Moreover, even in the adaptive EA the optimization periods and testing periods are clearly stated.

So before you ask such questions, you should first study the material you already have.

 
VictorArt писал(а) >> Literally everything you wrote is your fantasy.

It's not fantasy - it's stark reality. But you, your statements that "investors are not interested in profit" - that's really your fantasy....)))))

 

As usual, the anti-spam campaigners have spammed everything

 
Mathemat >> :

Victor, I'm not really interested in illustrations and vague analogies ("the trader's function, i.e. what he trades").

I am interested in a clear algorithm by which I can unambiguously understand how to construct s.f. and market function.

If I trade MA10+MA30 (as usual, entry by crossovers), what is my s.f.? And how do I plot the market function?

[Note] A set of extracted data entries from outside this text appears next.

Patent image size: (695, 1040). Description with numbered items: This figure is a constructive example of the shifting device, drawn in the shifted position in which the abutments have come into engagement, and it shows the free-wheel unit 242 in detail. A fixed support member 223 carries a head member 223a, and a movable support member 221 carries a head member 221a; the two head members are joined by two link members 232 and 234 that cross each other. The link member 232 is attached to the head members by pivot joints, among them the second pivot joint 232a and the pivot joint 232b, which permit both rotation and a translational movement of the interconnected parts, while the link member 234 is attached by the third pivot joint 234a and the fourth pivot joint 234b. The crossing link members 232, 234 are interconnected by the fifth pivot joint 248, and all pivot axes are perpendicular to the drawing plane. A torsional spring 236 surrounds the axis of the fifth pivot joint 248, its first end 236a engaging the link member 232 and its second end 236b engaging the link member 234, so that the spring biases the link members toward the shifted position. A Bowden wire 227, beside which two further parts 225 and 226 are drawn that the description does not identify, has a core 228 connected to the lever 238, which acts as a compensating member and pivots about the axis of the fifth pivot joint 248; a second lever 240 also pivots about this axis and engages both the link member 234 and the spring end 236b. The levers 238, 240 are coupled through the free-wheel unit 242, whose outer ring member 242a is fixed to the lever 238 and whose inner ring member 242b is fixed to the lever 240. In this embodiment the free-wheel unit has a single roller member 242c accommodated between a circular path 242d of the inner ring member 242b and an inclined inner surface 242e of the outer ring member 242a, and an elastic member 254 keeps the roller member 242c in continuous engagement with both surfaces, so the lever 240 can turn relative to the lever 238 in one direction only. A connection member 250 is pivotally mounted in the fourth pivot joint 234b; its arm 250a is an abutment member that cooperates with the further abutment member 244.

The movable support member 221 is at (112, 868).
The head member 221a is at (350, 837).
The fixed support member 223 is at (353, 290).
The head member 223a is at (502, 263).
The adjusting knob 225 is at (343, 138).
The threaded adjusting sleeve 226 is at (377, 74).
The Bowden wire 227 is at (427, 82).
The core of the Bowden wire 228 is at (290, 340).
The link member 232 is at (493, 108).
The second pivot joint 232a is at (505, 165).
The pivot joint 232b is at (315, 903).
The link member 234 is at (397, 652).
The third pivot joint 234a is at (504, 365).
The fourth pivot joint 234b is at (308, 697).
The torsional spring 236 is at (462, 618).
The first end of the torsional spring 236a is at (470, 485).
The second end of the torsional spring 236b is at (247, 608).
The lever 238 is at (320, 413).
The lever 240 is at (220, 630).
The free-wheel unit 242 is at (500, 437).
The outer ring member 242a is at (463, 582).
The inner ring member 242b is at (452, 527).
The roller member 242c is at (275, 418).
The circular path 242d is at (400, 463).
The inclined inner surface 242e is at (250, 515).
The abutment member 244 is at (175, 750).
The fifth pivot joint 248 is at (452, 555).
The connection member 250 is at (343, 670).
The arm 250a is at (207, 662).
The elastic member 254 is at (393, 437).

If you can - in the form of an algorithm, please. You obviously know very well what mathematical formula and algorithm are.

Any function you trade is an intrinsic function.

For example. construct a function using a PRNG - this will be your own function (NF).

NF is not enough - you also need to synchronize it with the market.

The algorithm is a special case.

There are two options:

1. we discuss the General Trading Theory (GTT).

2. we discuss the adaptive Expert Advisor, a special case of the algorithm.

The market function (MP) does not need to be constructed - it is ready-made, in the form of a price series.

There is only one thing to understand here. FR transforms SF, through synchronization.

Imagine two straight lines:

1. thick - SF.

2. thin - SF.

The thin one is inside the thick one. Its length increases, following the increase in the length of the thick one.

If now the thick line changes direction, the thin line, if it is not synchronized with the thick, will continue its lengthening in a void - outside of the thick.

Now change the thick line to a pipe and the thin line to a cable pushing into the pipe. Where the pipe bends, the cable will be synchronised by the pipe so that the cable will also bend - their bends are synchronised.